Monday December 6, 2004 – A Fine Romance
Monday December 6, 2004 – A Fine Romance
When my wife “I” and I met on Long Island at a bar called the Page 2 in Far Rockaway in March of 1965. “I” had come over from Scotland to live and work outside Manhattan and had gotten a job in an electronics company she’s forgotten the name of now. I was attending a factory school at Sperry Aerospace in New Hyde Park. I had gone to the club to meet someone else and she was there with another guy, who had begun dancing with someone else. I asked her to dance and we spent the rest of the evening dancing and talking and making plans to go into Manhattan on the weekend. She was a mere slip of a girl, pretty as a picture, and she spoke with the loveliest Scottish accent I’d ever heard. Smitten, head over heels, crazy about her was pretty much what described my state after that evening.
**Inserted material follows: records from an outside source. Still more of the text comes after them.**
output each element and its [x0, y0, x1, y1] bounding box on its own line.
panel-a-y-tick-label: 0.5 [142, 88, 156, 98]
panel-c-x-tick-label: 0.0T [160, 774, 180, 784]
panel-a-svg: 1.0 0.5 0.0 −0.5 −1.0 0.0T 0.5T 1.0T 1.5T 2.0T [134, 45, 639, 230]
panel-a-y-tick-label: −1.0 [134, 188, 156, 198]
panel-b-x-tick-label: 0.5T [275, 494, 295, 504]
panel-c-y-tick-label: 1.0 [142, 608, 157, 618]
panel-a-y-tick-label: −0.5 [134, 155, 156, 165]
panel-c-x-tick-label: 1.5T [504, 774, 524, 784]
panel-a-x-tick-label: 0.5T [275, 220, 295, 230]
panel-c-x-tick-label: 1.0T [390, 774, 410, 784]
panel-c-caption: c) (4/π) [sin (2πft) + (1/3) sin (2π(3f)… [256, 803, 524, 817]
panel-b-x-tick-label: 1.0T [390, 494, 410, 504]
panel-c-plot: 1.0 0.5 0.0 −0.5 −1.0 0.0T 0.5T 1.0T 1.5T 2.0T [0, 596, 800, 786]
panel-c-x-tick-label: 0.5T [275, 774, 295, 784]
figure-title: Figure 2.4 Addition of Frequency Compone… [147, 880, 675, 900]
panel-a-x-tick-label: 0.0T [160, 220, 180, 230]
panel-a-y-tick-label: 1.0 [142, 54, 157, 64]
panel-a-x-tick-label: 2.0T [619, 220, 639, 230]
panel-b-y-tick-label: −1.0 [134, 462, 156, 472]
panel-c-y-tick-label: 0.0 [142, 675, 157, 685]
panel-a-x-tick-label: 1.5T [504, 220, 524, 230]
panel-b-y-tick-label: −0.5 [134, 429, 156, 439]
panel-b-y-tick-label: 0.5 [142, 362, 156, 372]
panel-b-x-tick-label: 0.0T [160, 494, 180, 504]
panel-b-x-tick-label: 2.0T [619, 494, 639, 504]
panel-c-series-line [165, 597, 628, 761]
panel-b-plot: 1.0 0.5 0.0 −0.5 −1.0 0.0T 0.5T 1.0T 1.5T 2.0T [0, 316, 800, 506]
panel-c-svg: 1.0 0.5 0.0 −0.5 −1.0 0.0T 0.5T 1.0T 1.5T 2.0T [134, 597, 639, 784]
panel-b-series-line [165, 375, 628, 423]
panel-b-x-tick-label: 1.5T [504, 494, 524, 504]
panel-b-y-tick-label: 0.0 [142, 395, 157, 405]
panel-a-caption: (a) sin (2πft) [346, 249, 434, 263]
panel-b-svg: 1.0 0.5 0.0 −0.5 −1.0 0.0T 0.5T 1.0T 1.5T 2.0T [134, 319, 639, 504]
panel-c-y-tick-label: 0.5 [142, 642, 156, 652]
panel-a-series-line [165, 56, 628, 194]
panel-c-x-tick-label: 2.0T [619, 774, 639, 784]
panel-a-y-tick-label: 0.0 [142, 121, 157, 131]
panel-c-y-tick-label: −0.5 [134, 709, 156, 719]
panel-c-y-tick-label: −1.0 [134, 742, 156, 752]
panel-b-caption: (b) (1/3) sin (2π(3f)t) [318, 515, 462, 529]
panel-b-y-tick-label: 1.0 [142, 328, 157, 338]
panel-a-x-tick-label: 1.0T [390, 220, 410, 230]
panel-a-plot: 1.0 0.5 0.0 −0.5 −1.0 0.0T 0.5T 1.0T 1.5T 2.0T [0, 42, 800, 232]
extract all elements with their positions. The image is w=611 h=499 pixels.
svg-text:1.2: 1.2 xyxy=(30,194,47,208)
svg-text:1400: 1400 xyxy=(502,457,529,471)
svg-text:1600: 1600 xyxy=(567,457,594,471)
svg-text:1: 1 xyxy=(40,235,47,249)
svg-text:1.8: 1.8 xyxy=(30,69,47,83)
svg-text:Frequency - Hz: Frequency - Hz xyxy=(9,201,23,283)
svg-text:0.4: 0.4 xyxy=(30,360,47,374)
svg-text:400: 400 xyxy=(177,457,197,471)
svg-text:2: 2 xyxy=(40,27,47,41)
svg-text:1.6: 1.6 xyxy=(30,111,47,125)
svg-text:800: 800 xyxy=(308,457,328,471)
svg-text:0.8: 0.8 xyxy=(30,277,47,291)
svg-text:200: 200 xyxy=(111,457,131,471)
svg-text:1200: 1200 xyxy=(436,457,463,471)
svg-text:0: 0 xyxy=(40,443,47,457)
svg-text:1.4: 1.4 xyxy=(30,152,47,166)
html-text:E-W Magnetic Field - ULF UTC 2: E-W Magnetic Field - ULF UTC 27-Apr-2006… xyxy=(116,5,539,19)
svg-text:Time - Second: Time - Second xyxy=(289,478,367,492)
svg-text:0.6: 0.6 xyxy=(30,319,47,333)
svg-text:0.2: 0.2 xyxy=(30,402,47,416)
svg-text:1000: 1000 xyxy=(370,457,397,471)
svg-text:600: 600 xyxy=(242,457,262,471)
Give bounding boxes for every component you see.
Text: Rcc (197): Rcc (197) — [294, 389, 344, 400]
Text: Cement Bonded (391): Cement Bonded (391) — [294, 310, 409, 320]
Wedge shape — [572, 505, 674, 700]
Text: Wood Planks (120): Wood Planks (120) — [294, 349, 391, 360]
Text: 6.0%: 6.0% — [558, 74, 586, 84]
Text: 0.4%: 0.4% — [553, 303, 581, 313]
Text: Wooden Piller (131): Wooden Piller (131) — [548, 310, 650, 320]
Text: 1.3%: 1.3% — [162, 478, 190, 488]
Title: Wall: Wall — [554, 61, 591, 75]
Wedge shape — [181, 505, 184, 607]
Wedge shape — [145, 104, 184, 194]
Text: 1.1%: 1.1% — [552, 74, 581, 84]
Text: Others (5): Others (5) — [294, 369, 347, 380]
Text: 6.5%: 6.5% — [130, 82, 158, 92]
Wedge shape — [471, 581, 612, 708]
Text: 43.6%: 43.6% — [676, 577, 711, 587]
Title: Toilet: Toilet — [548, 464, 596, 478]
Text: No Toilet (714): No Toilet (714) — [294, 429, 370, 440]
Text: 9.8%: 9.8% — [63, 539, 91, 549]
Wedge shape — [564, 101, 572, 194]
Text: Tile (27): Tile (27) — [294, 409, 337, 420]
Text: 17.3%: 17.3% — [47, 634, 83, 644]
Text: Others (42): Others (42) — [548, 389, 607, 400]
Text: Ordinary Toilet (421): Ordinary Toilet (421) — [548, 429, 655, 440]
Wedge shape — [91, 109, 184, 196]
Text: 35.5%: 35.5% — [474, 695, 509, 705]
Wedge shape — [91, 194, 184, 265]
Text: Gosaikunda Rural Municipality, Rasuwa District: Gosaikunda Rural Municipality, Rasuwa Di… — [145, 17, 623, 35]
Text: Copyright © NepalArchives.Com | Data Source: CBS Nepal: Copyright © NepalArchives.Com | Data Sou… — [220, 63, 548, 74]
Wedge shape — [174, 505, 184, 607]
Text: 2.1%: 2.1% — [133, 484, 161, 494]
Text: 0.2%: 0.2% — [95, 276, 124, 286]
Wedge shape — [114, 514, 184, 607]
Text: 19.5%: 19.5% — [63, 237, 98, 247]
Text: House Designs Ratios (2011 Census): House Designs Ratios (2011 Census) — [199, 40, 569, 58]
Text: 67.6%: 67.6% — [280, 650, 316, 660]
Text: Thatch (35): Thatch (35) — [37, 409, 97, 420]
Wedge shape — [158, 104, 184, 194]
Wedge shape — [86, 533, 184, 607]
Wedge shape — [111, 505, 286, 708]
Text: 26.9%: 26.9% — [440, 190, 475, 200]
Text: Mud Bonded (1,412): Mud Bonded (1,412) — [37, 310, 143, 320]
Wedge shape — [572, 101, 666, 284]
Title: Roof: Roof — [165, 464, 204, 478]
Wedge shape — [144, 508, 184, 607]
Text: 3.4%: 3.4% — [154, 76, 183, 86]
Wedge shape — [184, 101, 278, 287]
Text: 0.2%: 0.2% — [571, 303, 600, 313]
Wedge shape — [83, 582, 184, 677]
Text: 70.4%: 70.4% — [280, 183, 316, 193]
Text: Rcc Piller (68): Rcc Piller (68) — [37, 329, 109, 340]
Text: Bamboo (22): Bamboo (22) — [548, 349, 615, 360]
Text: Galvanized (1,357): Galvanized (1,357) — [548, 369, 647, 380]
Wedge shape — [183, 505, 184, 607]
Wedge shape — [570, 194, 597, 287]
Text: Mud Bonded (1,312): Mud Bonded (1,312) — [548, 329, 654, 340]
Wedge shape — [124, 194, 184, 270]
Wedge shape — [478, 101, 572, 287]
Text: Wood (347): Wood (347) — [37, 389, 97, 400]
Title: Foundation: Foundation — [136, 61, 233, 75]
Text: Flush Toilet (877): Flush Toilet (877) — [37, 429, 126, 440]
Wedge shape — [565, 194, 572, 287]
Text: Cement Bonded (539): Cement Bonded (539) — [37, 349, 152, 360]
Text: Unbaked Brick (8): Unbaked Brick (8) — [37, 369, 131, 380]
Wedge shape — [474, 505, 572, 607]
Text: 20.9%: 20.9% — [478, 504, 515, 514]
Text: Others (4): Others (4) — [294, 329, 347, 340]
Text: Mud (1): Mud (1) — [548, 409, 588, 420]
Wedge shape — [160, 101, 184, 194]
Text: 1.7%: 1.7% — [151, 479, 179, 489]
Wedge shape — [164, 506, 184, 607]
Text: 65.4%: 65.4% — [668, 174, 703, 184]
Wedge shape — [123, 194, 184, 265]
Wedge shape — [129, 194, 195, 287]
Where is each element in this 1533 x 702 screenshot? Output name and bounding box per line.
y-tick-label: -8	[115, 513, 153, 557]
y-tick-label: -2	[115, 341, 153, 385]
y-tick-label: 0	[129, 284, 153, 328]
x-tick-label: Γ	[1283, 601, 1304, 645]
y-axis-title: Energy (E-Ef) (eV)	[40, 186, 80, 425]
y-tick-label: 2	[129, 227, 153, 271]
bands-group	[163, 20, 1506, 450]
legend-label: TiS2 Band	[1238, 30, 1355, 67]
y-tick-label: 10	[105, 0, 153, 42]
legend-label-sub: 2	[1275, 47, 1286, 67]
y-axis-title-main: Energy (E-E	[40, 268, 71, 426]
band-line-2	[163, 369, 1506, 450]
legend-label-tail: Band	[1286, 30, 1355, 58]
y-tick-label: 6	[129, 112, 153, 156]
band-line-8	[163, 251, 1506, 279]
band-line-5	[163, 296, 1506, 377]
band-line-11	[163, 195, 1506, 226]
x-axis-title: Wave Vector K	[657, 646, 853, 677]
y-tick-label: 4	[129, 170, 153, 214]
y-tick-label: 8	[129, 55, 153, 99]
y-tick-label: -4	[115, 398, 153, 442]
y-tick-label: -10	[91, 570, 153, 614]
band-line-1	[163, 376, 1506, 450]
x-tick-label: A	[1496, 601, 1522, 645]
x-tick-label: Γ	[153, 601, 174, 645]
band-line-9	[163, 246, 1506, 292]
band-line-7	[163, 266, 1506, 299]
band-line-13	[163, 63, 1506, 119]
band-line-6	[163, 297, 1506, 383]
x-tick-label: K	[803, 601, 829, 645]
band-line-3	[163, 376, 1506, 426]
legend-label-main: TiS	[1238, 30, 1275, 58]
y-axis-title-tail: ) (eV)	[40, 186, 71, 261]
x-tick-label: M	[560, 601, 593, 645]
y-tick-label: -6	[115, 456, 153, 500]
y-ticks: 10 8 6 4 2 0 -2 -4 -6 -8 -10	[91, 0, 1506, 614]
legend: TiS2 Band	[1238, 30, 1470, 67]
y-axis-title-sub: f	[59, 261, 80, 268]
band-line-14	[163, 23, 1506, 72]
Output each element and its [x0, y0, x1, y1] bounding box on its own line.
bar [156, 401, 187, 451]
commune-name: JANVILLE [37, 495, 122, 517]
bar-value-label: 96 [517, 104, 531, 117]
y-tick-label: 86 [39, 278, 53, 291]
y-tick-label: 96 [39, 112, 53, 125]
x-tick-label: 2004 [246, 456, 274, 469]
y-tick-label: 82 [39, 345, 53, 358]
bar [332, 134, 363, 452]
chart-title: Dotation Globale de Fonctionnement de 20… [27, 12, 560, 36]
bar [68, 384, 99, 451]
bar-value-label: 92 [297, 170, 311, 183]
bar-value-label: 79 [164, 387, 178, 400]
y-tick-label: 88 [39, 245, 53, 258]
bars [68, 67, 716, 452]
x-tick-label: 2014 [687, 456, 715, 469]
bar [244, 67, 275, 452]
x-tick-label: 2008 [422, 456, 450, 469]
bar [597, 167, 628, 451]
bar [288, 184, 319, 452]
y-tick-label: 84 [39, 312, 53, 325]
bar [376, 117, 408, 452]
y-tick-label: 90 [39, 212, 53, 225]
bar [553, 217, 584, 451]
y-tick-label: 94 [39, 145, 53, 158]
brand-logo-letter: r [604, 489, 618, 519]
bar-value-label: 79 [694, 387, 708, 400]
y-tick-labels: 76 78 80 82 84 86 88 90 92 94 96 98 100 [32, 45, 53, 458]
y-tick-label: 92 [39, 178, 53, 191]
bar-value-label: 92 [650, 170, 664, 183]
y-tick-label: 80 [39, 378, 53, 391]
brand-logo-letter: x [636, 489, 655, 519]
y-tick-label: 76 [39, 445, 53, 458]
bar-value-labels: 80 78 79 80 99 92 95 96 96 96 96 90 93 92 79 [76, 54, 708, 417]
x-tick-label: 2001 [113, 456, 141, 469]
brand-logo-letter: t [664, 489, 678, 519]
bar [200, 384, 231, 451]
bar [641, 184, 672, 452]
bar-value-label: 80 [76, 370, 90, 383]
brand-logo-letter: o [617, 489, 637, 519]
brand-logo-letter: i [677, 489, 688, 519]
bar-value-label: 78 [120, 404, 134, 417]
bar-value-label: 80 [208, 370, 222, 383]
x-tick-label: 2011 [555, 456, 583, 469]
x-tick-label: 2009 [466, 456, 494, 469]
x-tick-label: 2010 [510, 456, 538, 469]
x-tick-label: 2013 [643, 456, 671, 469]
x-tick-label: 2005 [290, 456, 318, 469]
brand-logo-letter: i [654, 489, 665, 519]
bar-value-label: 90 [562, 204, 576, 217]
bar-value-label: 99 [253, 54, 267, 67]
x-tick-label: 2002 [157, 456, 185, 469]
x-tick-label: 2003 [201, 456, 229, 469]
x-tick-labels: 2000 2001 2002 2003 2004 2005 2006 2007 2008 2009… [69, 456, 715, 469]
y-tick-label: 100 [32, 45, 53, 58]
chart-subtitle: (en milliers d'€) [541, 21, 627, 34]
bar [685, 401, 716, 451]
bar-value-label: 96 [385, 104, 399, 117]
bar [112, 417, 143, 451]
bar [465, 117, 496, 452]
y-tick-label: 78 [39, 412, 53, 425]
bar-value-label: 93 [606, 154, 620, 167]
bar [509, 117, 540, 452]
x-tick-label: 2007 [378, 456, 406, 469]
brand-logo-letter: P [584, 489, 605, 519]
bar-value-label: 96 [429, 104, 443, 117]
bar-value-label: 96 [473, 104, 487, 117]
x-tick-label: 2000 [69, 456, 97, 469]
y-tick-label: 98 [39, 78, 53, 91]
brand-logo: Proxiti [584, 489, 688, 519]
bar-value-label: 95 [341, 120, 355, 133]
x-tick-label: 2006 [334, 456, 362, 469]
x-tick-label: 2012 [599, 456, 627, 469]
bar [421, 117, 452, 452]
The next Saturday, I picked her up at around 10:00 and we took the train from the Valley Stream Long Island Railroad Station with round trip tickets and headed for Manhattan. Disembarking at Penn Station at 33rd Street and Seventh Avenue in Midtown, we started walking. It was still chilly in the city, but the sun was out and there wasn’t a cloud in the sky. Though there was snow still on the ground in places, there was every indication that winter was giving way to spring. We walked from Penn Station along 34th Street to 1st Avenue and then turned north until we reached the United Nations, where 45th Street dead ends into 1st. We took the tour—“I” had been before, but she enjoyed her second time as much as the first. For me, this was my high school current affairs class coming to life. The Secretary General of the UN at that time was U Thant. He took over the position after Dag Hammarskjold met his untimely death in an air crash in September 1961.
After a tour of the UN, we decided to take in a movie and found Sean Connery playing James Bond in the newly released Goldfinger. After the movie, we wandered through Central Park and ended up at the Metropolitan Museum of Art at 5th Avenue and 82nd Street. We meandered through the museum enjoying the time spent together. By the time, we had our fill of paintings and sculptures we decided it was time to find a restaurant for dinner. The place we ended up was this Italian restaurant with red and white checkered table clothes with a candle in an empty Chianti wine bottle—the sort with the rounded kind wrapped in a woven basket. The waiter lit the candle and we had a bottle of Chianti along with our meal of pasta and salad. I should point out that the drinking age in New York at that time was 18 hence my ability to order and imbibe this Italian red legally.
We ended the evening at the Drake Hotel bar listening to their pianist sing raunchy songs and tell off-color jokes to the great amusement of the audience. A taxi ride back from the Drake to Penn Station and a train ride back to the Valley Stream Train Station on Long Island where I walked “I” home the short distance from the train station. After a lingering good night at her doorstep, I took my leave and found a bus to take me back to my place in New Hyde Park. It was the beginning of a fine romance.